The 29-year-old Tasmanian is now expected to lead the charge against Nibali whose reclaim of the yellow jersey was thanks to an emphatic victory in the 161.5km stage from Mulhouse to the summit of La Planche des Belles Filles.
Nibali, the 2013 Giro d'Italia winner and third in the 2012 Tour, won the rain-stricken stage that included seven categorised mountains with potent solo attack on the steep 5.9km climb to the finish.
He finished five seconds clear of a strung-out chase group that included Porte who had led the pursuit with no help from the others and for his efforts faded to finish in seventh place at 25s.
Going into Tuesday’s first of two rest days of the Tour, Porte is now second overall at 2 minutes 23 seconds, while Spaniard Alejandro Valverde (Movistar) is third at 2m47s.
"I was the only one who responded when Nibali went, but I guess that’s racing,” Porte said later.
“I felt good today but it’s not great to be towing everybody to the line.
“If Vincenzo goes I guess you have to respond.
“He’s got enough time already so I didn't really want him to get any more."
The exit of Contador (Tinkoff-Saxo) with 90km to go, after crashing four kilometres earlier, has boosted Porte’s podium hopes.
But the absence of Contador – who later had x-rays showing he fractured his tibia - will change the "dynamics" of the Tour.
It may also change how Porte races if he wants to win overall, rather than race defensively to secure a podium finish.
"It’s a shame to lose Alberto like that. I hope he’s okay,” Porte said. “It’s going to definitely change the dynamics of the race.
“It would have been a harder finale if Tinkoff-Saxo had he have been there.
"We'll take it day by day and I think we're in a pretty good position going into the first rest day."
Tour followers will never know how Porte would have responded to the planned attacks from Contador who was placed lower down on the general classification at the stage start.
Contador’s offensive could have served Porte.
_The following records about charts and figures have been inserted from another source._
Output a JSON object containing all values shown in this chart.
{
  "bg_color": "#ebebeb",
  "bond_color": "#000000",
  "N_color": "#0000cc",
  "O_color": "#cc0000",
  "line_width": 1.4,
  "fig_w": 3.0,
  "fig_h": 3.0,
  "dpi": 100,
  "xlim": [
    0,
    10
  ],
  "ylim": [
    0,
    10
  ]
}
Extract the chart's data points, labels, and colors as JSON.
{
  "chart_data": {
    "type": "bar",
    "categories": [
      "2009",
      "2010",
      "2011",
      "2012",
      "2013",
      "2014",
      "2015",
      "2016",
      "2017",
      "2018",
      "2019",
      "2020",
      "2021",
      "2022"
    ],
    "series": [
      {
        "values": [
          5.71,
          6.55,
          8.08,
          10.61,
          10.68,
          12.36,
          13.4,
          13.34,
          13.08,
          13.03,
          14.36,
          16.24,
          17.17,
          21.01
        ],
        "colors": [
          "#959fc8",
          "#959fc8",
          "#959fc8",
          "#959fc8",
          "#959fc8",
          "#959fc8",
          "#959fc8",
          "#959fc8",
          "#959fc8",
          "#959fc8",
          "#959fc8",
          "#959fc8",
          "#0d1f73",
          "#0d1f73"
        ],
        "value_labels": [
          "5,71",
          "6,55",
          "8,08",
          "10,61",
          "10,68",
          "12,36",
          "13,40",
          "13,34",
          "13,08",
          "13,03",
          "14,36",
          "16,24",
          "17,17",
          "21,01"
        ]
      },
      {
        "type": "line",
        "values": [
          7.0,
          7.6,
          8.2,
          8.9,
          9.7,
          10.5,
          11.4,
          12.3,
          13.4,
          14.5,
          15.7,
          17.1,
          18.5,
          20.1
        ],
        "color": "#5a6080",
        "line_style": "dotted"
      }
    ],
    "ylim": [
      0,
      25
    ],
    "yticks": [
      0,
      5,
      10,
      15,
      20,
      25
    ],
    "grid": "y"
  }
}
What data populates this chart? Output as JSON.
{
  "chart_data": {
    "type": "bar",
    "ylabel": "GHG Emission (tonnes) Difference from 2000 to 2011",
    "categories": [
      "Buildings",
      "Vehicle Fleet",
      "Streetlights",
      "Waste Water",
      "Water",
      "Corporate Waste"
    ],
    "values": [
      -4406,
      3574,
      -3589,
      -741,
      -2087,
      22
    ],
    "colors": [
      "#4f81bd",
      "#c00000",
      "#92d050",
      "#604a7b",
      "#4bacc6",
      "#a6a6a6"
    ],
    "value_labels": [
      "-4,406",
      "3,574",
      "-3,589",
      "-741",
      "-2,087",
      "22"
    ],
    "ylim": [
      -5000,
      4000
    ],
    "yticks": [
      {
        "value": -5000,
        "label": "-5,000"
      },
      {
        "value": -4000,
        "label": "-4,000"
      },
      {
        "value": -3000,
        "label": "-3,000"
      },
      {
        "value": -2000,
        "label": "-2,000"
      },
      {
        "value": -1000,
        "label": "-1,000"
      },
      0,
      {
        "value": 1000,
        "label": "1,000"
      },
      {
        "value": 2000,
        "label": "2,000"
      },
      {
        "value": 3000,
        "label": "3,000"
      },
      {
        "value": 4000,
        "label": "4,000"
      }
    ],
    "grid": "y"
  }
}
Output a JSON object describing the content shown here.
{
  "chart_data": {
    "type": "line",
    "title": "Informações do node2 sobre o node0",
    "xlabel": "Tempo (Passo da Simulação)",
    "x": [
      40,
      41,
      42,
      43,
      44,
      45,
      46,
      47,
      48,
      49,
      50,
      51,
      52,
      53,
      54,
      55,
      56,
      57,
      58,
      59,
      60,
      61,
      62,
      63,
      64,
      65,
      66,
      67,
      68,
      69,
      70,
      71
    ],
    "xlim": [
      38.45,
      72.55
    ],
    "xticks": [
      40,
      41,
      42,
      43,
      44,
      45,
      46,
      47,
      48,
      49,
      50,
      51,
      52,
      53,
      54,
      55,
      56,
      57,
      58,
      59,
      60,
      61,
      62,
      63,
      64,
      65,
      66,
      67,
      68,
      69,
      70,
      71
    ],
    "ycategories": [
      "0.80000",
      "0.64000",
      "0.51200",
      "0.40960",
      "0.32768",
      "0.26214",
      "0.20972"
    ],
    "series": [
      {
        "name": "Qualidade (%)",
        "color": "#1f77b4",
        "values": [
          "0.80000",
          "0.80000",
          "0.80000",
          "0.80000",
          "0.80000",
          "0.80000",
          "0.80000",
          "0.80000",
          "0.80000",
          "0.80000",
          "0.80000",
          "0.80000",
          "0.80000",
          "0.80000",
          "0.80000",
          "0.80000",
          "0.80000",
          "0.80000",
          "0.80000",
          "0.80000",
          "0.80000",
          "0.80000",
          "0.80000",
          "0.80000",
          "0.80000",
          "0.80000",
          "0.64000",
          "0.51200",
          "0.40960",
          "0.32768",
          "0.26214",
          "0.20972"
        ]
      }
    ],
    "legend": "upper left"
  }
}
He could have tried to follow Contador to avert being leap-frogged by him, yet still benefit from any time they took back on Nibali without expending more energy than needed to follow the Spaniard.
Before Contador left the Tour, Porte was regarded by many as a strong podium contender rather than as a possible Tour winner - although some did believe he was a dark horse.
His rise to the team leadership role at Sky after British defending champion and teammate Chris Froome’s abandon on stage five.
But if Porte wants to win the Tour, he could be cutting it fine by waiting until the third week to strike in the Pyrenees and even then, the 54km stage 20 time trial on the second last day.
Nibali is in super form, but Porte’s odds of overhauling him would be more achievable if he could take back some time in the two days the Tour will spend in the Alps - stage 13 on Friday and stage 14 on Saturday - that both have summit finishes.
Of course, that is notwithstanding the possibility Nibali may take the offensive himself – as he did on Monday.
If he does, Porte will have to muster the strength to go with him, or reel him in – the latter being most likely as he is not a rider with the attacking "punch" that Nibali has.
Porte has said he is a rider who prefers the longer climbs like those still to come in the Alps and then the Pyrenees, rather than the steeper, shorter ones like Monday’s finish where Nibali revelled.
On that front, Porte knows that the terrain that awaits is far more to his liking. Suffice to say, the Tour is far from over.